October Retail Sales and Import Prices and November Philadelphia Fed Manufacturing Index

KEY DATA: Sales: +0.8%; Ex-Vehicles: +0.7%/ Imports: 0.5%; Nonfuel: +0.2%/ Philly Fed BOS: -9.3 points; Orders: -10.2 points

IN A NUTSHELL: “Despite October’s strong consumer spending, there are some signs that the economy may be slowing.”

WHAT IT MEANS: The consumer has to keep spending if growth is to remain anywhere near 3% and households did just that in October. Retails sales rose more than expected, but before we start expecting another quarter of great growth, it should be recognized that rebuilding from the hurricanes and replacement of lost vehicles might have played a major role in the strong increase. We saw a surprising pick up in vehicle sales and that showed up in the retail sales data. In addition, there was a surge in spending on building materials. Finally, the gain was hyped by a surge in gasoline purchases that was likely price related. The measure that closely aligns with GDP consumption, which is retail sales excluding the above listed components, as well as food, rose more modestly. Still, sales of electronics and appliances were strong, so there is some underlying strength in the data.
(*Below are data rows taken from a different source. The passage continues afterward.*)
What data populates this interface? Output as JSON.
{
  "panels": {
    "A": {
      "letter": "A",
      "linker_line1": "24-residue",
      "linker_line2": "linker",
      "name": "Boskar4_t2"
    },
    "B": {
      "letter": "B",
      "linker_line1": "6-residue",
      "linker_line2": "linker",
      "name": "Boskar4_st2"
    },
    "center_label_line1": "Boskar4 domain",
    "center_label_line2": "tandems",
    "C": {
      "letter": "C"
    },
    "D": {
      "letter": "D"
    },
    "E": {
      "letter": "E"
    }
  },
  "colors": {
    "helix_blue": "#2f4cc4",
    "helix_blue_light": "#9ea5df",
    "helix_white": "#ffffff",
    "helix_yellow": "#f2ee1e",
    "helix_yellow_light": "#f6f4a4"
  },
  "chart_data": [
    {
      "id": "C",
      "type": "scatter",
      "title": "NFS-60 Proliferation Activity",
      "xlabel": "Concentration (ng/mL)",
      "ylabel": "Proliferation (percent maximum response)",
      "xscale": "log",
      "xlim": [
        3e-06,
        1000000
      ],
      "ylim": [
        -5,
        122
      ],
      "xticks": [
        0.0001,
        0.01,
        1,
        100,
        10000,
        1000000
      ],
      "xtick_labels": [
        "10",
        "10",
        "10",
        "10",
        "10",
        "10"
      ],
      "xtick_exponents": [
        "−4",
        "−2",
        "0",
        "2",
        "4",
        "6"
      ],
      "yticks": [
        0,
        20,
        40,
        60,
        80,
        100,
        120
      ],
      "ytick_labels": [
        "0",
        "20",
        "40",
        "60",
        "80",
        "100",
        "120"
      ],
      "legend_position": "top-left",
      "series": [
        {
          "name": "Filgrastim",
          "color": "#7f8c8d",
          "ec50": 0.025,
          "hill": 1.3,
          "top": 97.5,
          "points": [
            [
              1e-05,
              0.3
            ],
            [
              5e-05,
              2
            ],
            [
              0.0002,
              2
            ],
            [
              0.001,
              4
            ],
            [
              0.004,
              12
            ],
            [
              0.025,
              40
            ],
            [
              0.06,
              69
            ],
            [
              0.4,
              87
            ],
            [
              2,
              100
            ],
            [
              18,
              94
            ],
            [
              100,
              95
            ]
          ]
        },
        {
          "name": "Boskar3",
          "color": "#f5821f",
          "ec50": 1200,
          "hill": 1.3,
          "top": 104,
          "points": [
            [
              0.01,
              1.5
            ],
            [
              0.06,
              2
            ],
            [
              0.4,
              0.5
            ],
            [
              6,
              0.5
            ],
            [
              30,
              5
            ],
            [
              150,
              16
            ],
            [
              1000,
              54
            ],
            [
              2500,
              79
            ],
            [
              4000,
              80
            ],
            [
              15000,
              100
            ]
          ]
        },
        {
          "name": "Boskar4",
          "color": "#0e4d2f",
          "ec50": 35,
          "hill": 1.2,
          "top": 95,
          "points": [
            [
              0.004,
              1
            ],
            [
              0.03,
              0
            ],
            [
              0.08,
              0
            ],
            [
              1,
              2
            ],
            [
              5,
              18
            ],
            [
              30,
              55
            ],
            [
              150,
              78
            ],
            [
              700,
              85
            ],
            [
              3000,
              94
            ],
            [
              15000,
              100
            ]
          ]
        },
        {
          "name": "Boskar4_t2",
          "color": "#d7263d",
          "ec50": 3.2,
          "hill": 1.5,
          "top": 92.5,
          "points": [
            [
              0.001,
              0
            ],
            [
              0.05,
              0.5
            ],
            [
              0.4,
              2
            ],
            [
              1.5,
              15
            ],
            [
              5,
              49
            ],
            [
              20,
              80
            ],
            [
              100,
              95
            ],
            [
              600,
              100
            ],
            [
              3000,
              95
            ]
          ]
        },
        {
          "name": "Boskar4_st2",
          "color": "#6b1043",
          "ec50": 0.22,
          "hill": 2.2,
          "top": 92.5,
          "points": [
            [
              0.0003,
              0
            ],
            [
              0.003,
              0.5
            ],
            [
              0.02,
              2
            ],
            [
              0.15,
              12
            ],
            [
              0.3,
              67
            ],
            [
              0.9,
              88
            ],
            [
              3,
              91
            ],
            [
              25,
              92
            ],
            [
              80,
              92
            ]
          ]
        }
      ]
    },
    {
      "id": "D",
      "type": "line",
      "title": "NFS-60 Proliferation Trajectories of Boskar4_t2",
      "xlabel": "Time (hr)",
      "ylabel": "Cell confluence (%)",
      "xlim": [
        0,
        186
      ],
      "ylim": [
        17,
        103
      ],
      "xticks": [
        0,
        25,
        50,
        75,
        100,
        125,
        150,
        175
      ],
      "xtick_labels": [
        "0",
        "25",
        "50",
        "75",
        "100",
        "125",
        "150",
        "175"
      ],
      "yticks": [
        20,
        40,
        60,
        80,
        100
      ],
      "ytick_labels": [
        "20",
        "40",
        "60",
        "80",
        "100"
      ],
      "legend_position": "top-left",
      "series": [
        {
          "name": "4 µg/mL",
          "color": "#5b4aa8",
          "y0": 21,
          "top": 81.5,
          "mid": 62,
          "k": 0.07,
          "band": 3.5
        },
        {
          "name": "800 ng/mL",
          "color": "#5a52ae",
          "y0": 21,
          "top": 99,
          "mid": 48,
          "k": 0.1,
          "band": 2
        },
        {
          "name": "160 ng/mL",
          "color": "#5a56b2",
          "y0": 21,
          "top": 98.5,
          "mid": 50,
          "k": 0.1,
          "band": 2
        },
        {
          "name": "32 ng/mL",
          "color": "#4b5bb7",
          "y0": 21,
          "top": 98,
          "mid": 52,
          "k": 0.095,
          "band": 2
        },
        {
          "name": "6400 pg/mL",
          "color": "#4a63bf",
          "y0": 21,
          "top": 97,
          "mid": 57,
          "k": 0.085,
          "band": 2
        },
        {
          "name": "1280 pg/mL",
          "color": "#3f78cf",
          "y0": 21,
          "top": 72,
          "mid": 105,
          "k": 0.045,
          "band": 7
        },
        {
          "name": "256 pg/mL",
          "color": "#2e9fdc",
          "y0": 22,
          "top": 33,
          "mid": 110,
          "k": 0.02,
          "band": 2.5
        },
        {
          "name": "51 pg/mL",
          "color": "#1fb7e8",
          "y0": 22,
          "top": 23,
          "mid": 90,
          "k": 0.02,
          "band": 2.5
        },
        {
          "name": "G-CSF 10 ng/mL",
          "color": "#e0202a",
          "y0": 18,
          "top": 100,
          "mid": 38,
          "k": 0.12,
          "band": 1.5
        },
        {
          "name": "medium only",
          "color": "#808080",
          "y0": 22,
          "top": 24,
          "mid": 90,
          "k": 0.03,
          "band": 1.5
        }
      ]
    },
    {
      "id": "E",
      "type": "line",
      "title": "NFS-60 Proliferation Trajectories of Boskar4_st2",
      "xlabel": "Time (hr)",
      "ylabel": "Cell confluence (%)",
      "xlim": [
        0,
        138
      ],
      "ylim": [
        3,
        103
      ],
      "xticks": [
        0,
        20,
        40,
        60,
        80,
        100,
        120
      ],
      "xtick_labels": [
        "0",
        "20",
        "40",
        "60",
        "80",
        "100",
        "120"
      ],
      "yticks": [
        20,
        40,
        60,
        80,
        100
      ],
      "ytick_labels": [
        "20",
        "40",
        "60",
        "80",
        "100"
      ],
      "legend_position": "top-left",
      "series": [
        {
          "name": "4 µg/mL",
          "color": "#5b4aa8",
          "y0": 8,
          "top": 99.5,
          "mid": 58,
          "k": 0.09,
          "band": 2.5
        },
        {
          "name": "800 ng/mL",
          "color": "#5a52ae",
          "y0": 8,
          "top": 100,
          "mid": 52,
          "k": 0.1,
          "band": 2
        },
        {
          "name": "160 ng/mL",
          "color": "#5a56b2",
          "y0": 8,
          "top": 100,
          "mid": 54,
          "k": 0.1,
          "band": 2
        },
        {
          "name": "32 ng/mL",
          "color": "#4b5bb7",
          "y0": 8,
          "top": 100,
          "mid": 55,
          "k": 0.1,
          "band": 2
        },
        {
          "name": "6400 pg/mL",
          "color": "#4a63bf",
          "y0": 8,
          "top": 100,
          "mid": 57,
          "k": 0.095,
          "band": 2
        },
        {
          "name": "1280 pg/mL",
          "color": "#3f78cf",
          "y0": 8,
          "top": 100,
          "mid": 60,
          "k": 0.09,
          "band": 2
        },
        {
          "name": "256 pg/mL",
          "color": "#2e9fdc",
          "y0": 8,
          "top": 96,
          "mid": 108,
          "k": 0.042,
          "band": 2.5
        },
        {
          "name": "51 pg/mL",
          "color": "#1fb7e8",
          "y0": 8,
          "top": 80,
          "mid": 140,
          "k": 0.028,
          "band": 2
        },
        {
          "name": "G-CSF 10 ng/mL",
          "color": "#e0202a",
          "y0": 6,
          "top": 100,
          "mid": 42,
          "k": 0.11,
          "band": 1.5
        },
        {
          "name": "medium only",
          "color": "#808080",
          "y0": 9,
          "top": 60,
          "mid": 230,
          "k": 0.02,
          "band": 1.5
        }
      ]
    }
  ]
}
As long as the Fed continues its march to neutral, inflation will remain a key issue. If it stays moderate, the FOMC may not have to go above neutral, as the Committee indicated is possible. Well, import prices rose solidly in October but much of that came from a jump in energy costs. Removing fuel, the rise was moderate. And since oil costs have cratered, much of the gain in the overall index will be backed out in November. For consumers, though, there is a warning as food prices jumped for the second consecutive month. That should show up in retail prices soon.

 While the focus has been on the consumer and inflation, a possible softening in the manufacturing sector may be seen in the below the radar data. The Philadelphia Fed’s manufacturing index dropped sharply in early November. Order growth decelerated significantly as well. The sector is still expanding, but more moderately. And expectations are starting to falter as well.

Jobless claims edged upward, but remain low. There are no signs that the labor market is cooling.

MARKETS AND FED POLICY IMPLICATIONS: Economists always warn that after the initial slowdown created by disasters, there is usually a sharp rebound. It looks like that happened in October. Hurricanes come, hurricanes go but it is the fundamentals of growth matter the most in the long run. Right now, consumer spending looks good but wage gains are still barely outpacing inflation, while the savings rate is declining. In addition, while solid, the manufacturing sector may be throttling back as well. And finally, we are still waiting for the surge in capital expenditure that was supposed to be triggered by the tax cuts. Early this year I suggested we wait until the fall to make any determinations on the success or failure of the tax bill to induce businesses to invest. It’s almost winter (actually, it’s snowing outside, so maybe it is winter) and the stronger investment is not yet here. Thus, the comments I made about the second quarter likely being the high water mark seem to be coming true. Will the slower growth restrain the Fed? Not for a while, as the economy is moderating not faltering. But with investors soon having to deal with earnings comparisons that are already tax hyped and with uncertainties about trade, tariffs and rising interest rates having an impact on corporate spending decisions, volatility in the markets is likely to be with us for quite some time.